Henry went on to explain in detail about his tour and the rigors of delivering a high quality product from cow to consumer.

The early tours focused on the Detroit market. In the 30s nearly all milk for Detroit was first shipped to country receiving stations then sent to Detroit dairies.  There were about 12,000 producers supplying the MMPA Detroit market with average daily deliveries of about 175 pounds in June. Total market deliveries were about 2 million pounds per day and announced all-milk price of about $1.75/cwt. This was in the throes of the Great Depression.
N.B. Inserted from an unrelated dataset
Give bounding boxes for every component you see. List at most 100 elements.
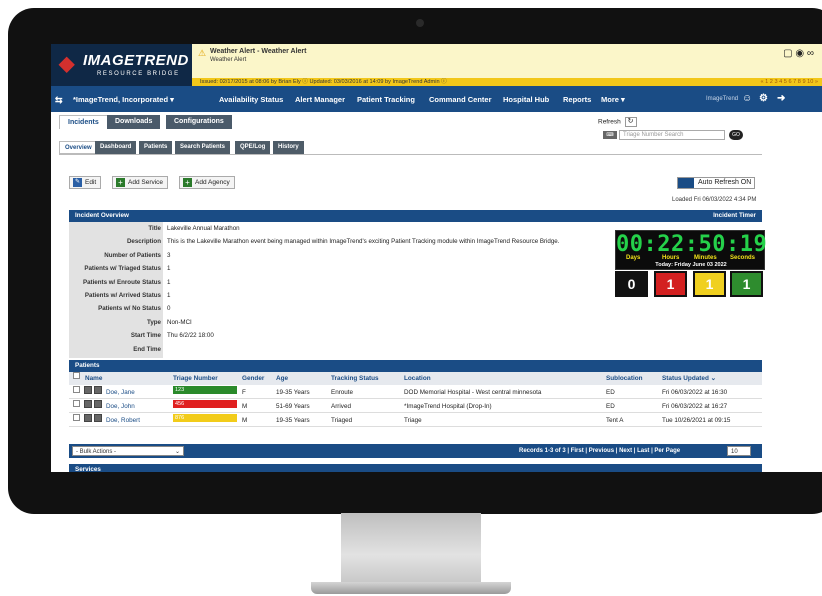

Through the years the students not only learned how milk was marketed but were treated to baseball games, watched the production of the radio show, Marshall Wells Farm Forum program, at WJR and participated in a television show in Detroit. In the 1950s, the tour was suspended for two years because of the war. Two decades later, the women’s movement hitched a ride on the tour and girls were invited to participate for the very first time in 1974.

It was important to the leadership in Michigan agriculture that youth learn how milk was marketed but little did they know that the infant years of the tour they would cultivate a passion and produce one of their own cherished leaders of MMPA.

On one of the early tours, a Branch County youth named Jack Barnes was selected to participate. He reflected on the tour, “It was one of my most cherished 4-H experiences. Just the thought of a farm youngster from our county, almost 150 miles from Detroit going to the big city in the early 1930s was all by itself awesome and even frightening.”

Barnes’ biggest take away from the tour was that farmers had an organization dedicated to helping them.  When he graduated from college, he served in the military and upon discharge he began his career at MMPA as a field man in 1959 and retired as the General Manager in 1985.

This year marks the 79th time that Michigan 4-H and MMPA will team up to provide the MMPA 4-H Milk Marketing tour. When the two-day tour is finished, the students were tested on what they learned and will be interviewed in July to sort out the top five attendees who will be rewarded with a trip to the National 4-H Dairy Conference in Madison, Wisconsin.

MMPA leadership recognized the importance of developing future dairy industry leaders in 1935 and today they continue to spur on the young leadership required to carry the cooperative for another hundred years.